Cost-benefit analysis

In a previous letter, I proposed that the issue of a national health insurance or healthcare system should be resolved on whether such a system would “promote the General Welfare.” Promoting, meaning improving, the welfare of most citizens, not that of an elite few nor of each and every citizen, is the stated purpose of our constitutional government.

Determining whether a governmental action improves the general welfare is complicated. Many years ago, as part of the Public Administration program at WVU, I learned of a then new type of analysis to be applied to governmental actions called cost-benefit analysis. Under that analysis, a government program was not justified unless its benefits exceeded its costs. That type of analysis, and not whether an action is good, bad, socialist, capitalist, Christian or un-Christian, should be applied to this issue.

The first step is selecting the components of the prospective program. Most advocates propose national insurance, call it Universal Medicare, and not government healthcare, exemplified by the Veteran’s Administration, meaning government employed health providers.

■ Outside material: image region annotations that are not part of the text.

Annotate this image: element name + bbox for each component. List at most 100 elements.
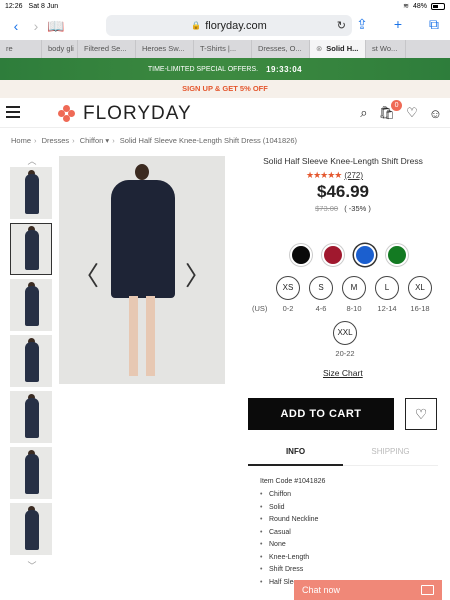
site-header: FLORYDAY ⌕ 🛍 0 ♡ ☺	[0, 98, 450, 128]
reload-icon[interactable]: ↻	[337, 19, 346, 32]
product-thumbnail[interactable]	[10, 391, 52, 443]
size-selector: (US) XS 0-2 S 4-6 M 8-10 L 12-14 XL 16-1…	[252, 276, 442, 358]
site-logo[interactable]: FLORYDAY	[58, 103, 192, 125]
browser-tab[interactable]: Filtered Se...	[78, 40, 136, 58]
signup-coupon-banner[interactable]: SIGN UP & GET 5% OFF	[0, 80, 450, 98]
next-image-icon[interactable]: 〉	[185, 256, 211, 293]
size-us-value: 16-18	[410, 304, 430, 313]
thumbs-up-arrow-icon[interactable]: ︿	[10, 154, 54, 166]
size-option-s[interactable]: S	[309, 276, 333, 300]
lock-icon: 🔒	[191, 21, 202, 30]
status-right: ≋ 48%	[403, 2, 445, 10]
size-option-xl[interactable]: XL	[408, 276, 432, 300]
browser-tab[interactable]: st Wo...	[366, 40, 406, 58]
browser-tab-active[interactable]: ⊗ Solid H...	[310, 40, 366, 58]
size-option-m[interactable]: M	[342, 276, 366, 300]
bookmarks-icon[interactable]: 📖	[46, 18, 66, 35]
browser-toolbar: ‹ › 📖 🔒 floryday.com ↻ ⇪ + ⧉	[0, 12, 450, 40]
add-to-wishlist-button[interactable]: ♡	[405, 398, 437, 430]
promo-banner[interactable]: TIME-LIMITED SPECIAL OFFERS. 19:33:04	[0, 58, 450, 80]
detail-item: Shift Dress	[260, 566, 440, 573]
prev-image-icon[interactable]: 〈	[73, 256, 99, 293]
tab-shipping[interactable]: SHIPPING	[343, 444, 438, 466]
browser-tab[interactable]: re	[0, 40, 42, 58]
product-thumbnail[interactable]	[10, 335, 52, 387]
color-swatch-black[interactable]	[290, 244, 312, 266]
size-chart-link[interactable]: Size Chart	[323, 368, 363, 378]
detail-item: Round Neckline	[260, 516, 440, 523]
color-swatches	[290, 244, 408, 266]
chat-label: Chat now	[302, 585, 341, 595]
cart-count-badge: 0	[391, 100, 403, 111]
product-thumbnail-selected[interactable]	[10, 223, 52, 275]
detail-list: Chiffon Solid Round Neckline Casual None…	[260, 491, 440, 586]
color-swatch-red[interactable]	[322, 244, 344, 266]
product-thumbnail[interactable]	[10, 167, 52, 219]
tab-info[interactable]: INFO	[248, 444, 343, 466]
wifi-icon: ≋	[403, 3, 409, 10]
detail-item: Solid	[260, 504, 440, 511]
size-option-xs[interactable]: XS	[276, 276, 300, 300]
breadcrumb-chiffon[interactable]: Chiffon ▾	[80, 136, 109, 145]
chat-window-icon	[421, 585, 434, 595]
size-us-value: 8-10	[346, 304, 362, 313]
url-text: floryday.com	[205, 19, 267, 32]
back-icon[interactable]: ‹	[6, 18, 26, 34]
discount-percent: ( -35% )	[344, 204, 371, 213]
browser-tab[interactable]: body gli	[42, 40, 78, 58]
url-bar[interactable]: 🔒 floryday.com ↻	[106, 15, 352, 36]
forward-icon[interactable]: ›	[26, 18, 46, 34]
close-tab-icon[interactable]: ⊗	[316, 44, 322, 53]
old-price: $73.00	[315, 204, 339, 213]
browser-tab[interactable]: Heroes Sw...	[136, 40, 194, 58]
heart-icon: ♡	[414, 406, 428, 422]
size-us-value: 4-6	[315, 304, 327, 313]
promo-countdown: 19:33:04	[266, 64, 303, 74]
color-swatch-green[interactable]	[386, 244, 408, 266]
product-thumbnail[interactable]	[10, 279, 52, 331]
product-title: Solid Half Sleeve Knee-Length Shift Dres…	[263, 156, 423, 166]
toolbar-actions: ⇪ + ⧉	[352, 16, 444, 33]
us-size-label: (US)	[252, 304, 268, 313]
cart-icon[interactable]: 🛍 0	[379, 100, 403, 121]
breadcrumb-home[interactable]: Home	[11, 136, 31, 145]
search-icon[interactable]: ⌕	[360, 105, 367, 121]
detail-item: Chiffon	[260, 491, 440, 498]
status-date: Sat 8 Jun	[28, 2, 59, 10]
wishlist-icon[interactable]: ♡	[406, 105, 418, 121]
size-us-value: 20-22	[335, 349, 355, 358]
model-figure	[135, 164, 149, 180]
status-bar: 12:26 Sat 8 Jun ≋ 48%	[0, 0, 450, 12]
account-icon[interactable]: ☺	[429, 106, 442, 121]
size-option-l[interactable]: L	[375, 276, 399, 300]
browser-tab[interactable]: T-Shirts |...	[194, 40, 252, 58]
share-icon[interactable]: ⇪	[352, 16, 372, 33]
rating-stars: ★★★★★	[306, 170, 342, 180]
menu-icon[interactable]	[6, 106, 20, 118]
detail-item: Casual	[260, 529, 440, 536]
add-to-cart-button[interactable]: ADD TO CART	[248, 398, 394, 430]
review-count-link[interactable]: (272)	[344, 171, 363, 180]
item-code: Item Code #1041826	[260, 478, 326, 485]
color-swatch-blue-selected[interactable]	[354, 244, 376, 266]
product-thumbnail[interactable]	[10, 447, 52, 499]
promo-text: TIME-LIMITED SPECIAL OFFERS.	[147, 65, 259, 73]
status-time: 12:26	[5, 2, 23, 10]
browser-tab[interactable]: Dresses, O...	[252, 40, 310, 58]
battery-percent: 48%	[412, 2, 427, 10]
logo-text: FLORYDAY	[83, 103, 192, 124]
thumbnail-strip: ︿ ﹀	[10, 154, 54, 571]
thumbs-down-arrow-icon[interactable]: ﹀	[10, 559, 54, 571]
product-details: Item Code #1041826 Chiffon Solid Round N…	[260, 478, 440, 591]
new-tab-icon[interactable]: +	[388, 16, 408, 33]
size-option-xxl[interactable]: XXL	[333, 321, 357, 345]
tabs-overview-icon[interactable]: ⧉	[424, 16, 444, 33]
chat-now-button[interactable]: Chat now	[294, 580, 442, 600]
breadcrumb-dresses[interactable]: Dresses	[42, 136, 70, 145]
product-rating: ★★★★★ (272)	[306, 170, 363, 181]
product-thumbnail[interactable]	[10, 503, 52, 555]
header-icons: ⌕ 🛍 0 ♡ ☺	[360, 100, 442, 121]
price-original: $73.00 ( -35% )	[248, 204, 438, 213]
product-main-image[interactable]: 〈 〉	[59, 156, 225, 384]
size-us-value: 0-2	[282, 304, 294, 313]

Under Universal Medicare, everybody — rich, poor, young, old, criminal or cop — would receive free medical care from willing private sector providers: doctors, hospitals, nurses, etc. Incorporating the wisdom of the existing Medicare system, there might be a small deductible and basic coverage limited to 80 percent.

This basic system would be paid for the same way existing Medicare is paid for — by taxes. I paid for my Medicare by paying taxes of 2.9 percent (except the few years I was not self-employed, in which case my employer paid half) on roughly every penny of my earned income for about 50 years. I continue to pay the full premium for supplemental insurance to cover the other 20 percent. My Medicare is an entitlement only in the sense that I am entitled to it because I paid for it.

Universal Medicare could not be paid for exactly in the same manner because its use would not be deferred until tax payers attained the age of 65. For the sake of argument, I’m going to make a few assumptions. Assume that such a system could be paid for if every tax payer paid a Medicare tax of 20 percent of earned income. A person making $50,000 annually would pay $10,000 and a person making $100,000 would pay $20,000, but they each would receive the same benefits.

This raises the obvious and natural objection of fairness: Why should a person making $100,00 pay twice what a person making $50,000 pays and yet only receive the same benefits? What if the $100,000 earner doesn’t want to participate? I intend to cover the issues of forced participation, fairness and other costs in an ensuing letter.